CAPÍTULO XXVII - De como se houveram o cura e o barbeiro, com outras coisas dignas de ser contadas nesta grande história. Não pareceu mal ao barbeiro a maranha do cura; e tanto, que para logo a puseram por obra.
Pediram à vendeira uma saia e umas toucas, deixando-lhe em penhor uma sotaina nova do cura. O barbeiro fez umas grandes barbas de um rabo de boi ruço ou ruivo, em que o taberneiro costumava espetar o pente.
Perguntou-lhes a vendeira para que eram aquelas coisas. O cura contou-lhe em poucas palavras a loucura de D. Quixote, e como era conveniente aquele disfarce para o arrancar da montanha onde então estava. O vendeiro e a vendeira entenderam logo ser o doido o seu hospedado, o do bálsamo, e o amo do manteado escudeiro, e contaram ao cura tudo que com ele haviam passado sem omitirem o que Sancho tanto calava.

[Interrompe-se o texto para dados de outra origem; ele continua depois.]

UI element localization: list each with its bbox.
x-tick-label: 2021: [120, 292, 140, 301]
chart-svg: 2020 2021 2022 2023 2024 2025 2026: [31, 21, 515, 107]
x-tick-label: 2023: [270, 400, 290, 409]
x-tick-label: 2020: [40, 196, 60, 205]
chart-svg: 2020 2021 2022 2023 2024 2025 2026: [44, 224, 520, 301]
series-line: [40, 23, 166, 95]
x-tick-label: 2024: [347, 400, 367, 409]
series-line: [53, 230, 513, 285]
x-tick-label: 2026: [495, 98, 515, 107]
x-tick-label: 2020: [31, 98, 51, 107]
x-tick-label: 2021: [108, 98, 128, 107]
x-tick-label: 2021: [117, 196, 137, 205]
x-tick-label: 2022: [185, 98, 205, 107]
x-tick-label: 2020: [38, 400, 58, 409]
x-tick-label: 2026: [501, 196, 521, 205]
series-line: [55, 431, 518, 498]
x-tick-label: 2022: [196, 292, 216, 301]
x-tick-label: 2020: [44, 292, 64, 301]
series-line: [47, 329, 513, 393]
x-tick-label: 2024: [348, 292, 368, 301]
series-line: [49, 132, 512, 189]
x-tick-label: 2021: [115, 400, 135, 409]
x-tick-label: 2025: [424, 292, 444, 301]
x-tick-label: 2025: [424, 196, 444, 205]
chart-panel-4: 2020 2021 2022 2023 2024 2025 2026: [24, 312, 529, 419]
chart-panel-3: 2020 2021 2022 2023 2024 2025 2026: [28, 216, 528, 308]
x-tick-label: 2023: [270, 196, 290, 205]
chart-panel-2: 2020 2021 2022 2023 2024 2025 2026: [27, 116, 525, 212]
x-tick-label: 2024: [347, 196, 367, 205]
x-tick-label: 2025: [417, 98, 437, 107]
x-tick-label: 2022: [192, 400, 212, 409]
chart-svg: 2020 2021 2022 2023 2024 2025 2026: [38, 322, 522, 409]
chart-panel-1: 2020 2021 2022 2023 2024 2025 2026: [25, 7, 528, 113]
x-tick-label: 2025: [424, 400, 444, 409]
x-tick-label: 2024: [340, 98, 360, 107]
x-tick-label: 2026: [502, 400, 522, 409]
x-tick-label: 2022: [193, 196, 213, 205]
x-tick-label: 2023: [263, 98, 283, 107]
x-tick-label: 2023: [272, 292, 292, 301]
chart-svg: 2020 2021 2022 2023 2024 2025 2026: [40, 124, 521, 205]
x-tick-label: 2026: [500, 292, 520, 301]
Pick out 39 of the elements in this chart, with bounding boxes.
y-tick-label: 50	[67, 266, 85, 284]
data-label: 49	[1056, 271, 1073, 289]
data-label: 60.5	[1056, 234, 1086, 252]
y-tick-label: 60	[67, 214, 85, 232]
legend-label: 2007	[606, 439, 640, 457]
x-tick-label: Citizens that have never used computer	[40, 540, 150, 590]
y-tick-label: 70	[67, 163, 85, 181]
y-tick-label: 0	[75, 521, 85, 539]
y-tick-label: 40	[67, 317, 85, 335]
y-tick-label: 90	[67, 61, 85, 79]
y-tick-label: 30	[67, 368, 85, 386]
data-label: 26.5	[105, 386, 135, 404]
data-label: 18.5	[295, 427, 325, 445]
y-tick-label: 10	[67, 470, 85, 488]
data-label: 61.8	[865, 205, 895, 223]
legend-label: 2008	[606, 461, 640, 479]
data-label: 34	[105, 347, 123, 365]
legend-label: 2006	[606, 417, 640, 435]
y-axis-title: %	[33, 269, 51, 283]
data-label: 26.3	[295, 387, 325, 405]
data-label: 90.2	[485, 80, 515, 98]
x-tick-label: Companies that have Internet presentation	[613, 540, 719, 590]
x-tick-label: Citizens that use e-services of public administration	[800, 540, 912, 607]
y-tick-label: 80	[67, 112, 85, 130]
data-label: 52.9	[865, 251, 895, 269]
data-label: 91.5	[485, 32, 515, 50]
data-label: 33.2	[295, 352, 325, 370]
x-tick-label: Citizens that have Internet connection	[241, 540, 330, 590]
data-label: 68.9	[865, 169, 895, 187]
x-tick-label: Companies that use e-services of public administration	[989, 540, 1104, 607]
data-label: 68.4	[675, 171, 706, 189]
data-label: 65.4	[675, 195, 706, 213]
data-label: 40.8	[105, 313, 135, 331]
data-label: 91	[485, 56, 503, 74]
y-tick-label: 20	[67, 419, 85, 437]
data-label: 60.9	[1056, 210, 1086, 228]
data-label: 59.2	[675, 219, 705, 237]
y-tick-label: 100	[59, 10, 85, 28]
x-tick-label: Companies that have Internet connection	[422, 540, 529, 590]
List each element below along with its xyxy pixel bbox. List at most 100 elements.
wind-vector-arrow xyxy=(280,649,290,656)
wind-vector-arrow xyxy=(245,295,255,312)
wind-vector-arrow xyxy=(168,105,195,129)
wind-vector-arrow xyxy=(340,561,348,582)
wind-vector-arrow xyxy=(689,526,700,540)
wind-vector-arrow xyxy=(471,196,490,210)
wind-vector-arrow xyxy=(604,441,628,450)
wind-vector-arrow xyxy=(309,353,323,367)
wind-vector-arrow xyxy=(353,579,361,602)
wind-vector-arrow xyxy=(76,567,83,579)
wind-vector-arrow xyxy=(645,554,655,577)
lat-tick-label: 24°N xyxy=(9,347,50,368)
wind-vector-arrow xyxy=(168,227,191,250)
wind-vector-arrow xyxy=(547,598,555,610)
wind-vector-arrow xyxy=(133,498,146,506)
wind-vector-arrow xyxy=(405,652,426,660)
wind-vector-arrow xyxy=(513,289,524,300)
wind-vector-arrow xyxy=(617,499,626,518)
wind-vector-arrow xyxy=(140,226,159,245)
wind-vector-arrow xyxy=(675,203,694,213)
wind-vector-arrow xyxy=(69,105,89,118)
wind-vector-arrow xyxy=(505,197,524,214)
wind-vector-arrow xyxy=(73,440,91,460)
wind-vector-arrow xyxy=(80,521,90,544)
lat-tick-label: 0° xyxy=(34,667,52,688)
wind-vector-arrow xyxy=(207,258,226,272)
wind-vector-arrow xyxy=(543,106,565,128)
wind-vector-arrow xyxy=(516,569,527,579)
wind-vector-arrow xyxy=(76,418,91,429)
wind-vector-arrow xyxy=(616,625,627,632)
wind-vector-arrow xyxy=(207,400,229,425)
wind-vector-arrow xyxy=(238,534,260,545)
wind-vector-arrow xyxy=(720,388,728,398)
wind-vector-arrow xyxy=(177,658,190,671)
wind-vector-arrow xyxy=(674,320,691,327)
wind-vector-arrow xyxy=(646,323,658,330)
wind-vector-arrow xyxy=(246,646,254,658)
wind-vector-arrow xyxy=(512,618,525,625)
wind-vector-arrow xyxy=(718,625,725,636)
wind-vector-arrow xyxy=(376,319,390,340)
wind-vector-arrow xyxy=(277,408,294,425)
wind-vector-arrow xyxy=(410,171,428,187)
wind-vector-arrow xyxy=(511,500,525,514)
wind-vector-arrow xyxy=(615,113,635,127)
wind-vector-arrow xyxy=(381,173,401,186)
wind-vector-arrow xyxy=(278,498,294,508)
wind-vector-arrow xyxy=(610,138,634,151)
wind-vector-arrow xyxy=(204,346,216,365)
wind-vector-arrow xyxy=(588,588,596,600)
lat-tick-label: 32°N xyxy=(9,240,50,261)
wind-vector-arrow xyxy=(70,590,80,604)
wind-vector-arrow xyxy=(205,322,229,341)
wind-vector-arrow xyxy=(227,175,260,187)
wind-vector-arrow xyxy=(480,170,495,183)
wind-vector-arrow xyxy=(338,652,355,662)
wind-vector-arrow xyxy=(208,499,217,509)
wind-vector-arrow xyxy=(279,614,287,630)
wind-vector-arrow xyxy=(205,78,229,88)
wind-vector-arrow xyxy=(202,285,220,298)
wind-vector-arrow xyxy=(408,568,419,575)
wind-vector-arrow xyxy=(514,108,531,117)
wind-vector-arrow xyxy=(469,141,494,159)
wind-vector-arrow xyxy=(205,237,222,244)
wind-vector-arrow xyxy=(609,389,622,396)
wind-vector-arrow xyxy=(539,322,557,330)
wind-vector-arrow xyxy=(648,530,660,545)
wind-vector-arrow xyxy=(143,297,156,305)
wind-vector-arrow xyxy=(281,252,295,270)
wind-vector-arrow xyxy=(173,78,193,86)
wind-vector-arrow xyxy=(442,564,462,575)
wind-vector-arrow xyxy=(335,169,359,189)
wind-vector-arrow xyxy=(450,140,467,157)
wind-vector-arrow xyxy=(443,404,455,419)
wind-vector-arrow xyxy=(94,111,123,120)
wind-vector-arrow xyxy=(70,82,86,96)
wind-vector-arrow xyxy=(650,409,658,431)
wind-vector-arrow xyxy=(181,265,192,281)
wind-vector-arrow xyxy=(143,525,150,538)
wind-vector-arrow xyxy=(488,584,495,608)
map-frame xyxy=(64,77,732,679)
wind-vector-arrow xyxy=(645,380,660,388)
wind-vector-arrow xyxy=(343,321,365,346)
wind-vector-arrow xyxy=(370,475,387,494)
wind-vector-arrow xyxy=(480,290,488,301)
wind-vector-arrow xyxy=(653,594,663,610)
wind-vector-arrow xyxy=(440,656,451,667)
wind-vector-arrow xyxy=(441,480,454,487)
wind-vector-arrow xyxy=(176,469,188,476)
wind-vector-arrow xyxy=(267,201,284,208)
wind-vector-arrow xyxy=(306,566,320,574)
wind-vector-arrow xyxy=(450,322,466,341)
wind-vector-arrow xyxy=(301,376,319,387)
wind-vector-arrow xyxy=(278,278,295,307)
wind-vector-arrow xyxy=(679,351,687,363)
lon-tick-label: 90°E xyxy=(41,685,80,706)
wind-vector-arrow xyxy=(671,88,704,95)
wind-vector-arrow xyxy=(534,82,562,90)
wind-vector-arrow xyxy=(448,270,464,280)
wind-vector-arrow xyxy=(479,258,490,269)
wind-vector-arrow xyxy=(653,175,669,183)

Em suma, a vendeira entrajou ao cura de modo que não havia mais que pedir. Pôs-lhe uma saia de pano cheia de faixas de veludo preto largas de palmo, todas golpeadas, e umas roupinhas de veludo verde, com seus vivos de cetim branco; roupinhas e saia, que deviam remontar-se ao tempo de El- Rei Wamba.
Não consentiu o cura em que o toucassem, mas pôs na cabeça um barretinho de linho estofado, que trazia para dormir de noite, e apertou-o na testa com uma fita de tafetá preto, e com outra fita prendeu por cima do rosto uma máscara feita à pressa, com que cobriu muito bem as barbas, e o semblante. Encaixou na cabeça o sombreiro, de abas tão largas, que lhe podia servir de guarda-sol, e, pondo aos ombros o seu ferragoulo, sentou-se na sua mula à moda das mulheres, o barbeiro montou igualmente na sua, com a sua barba que lhe chegava à cintura, entre ruiva e branca, por ser, como se disse, da cauda de um boi malhado.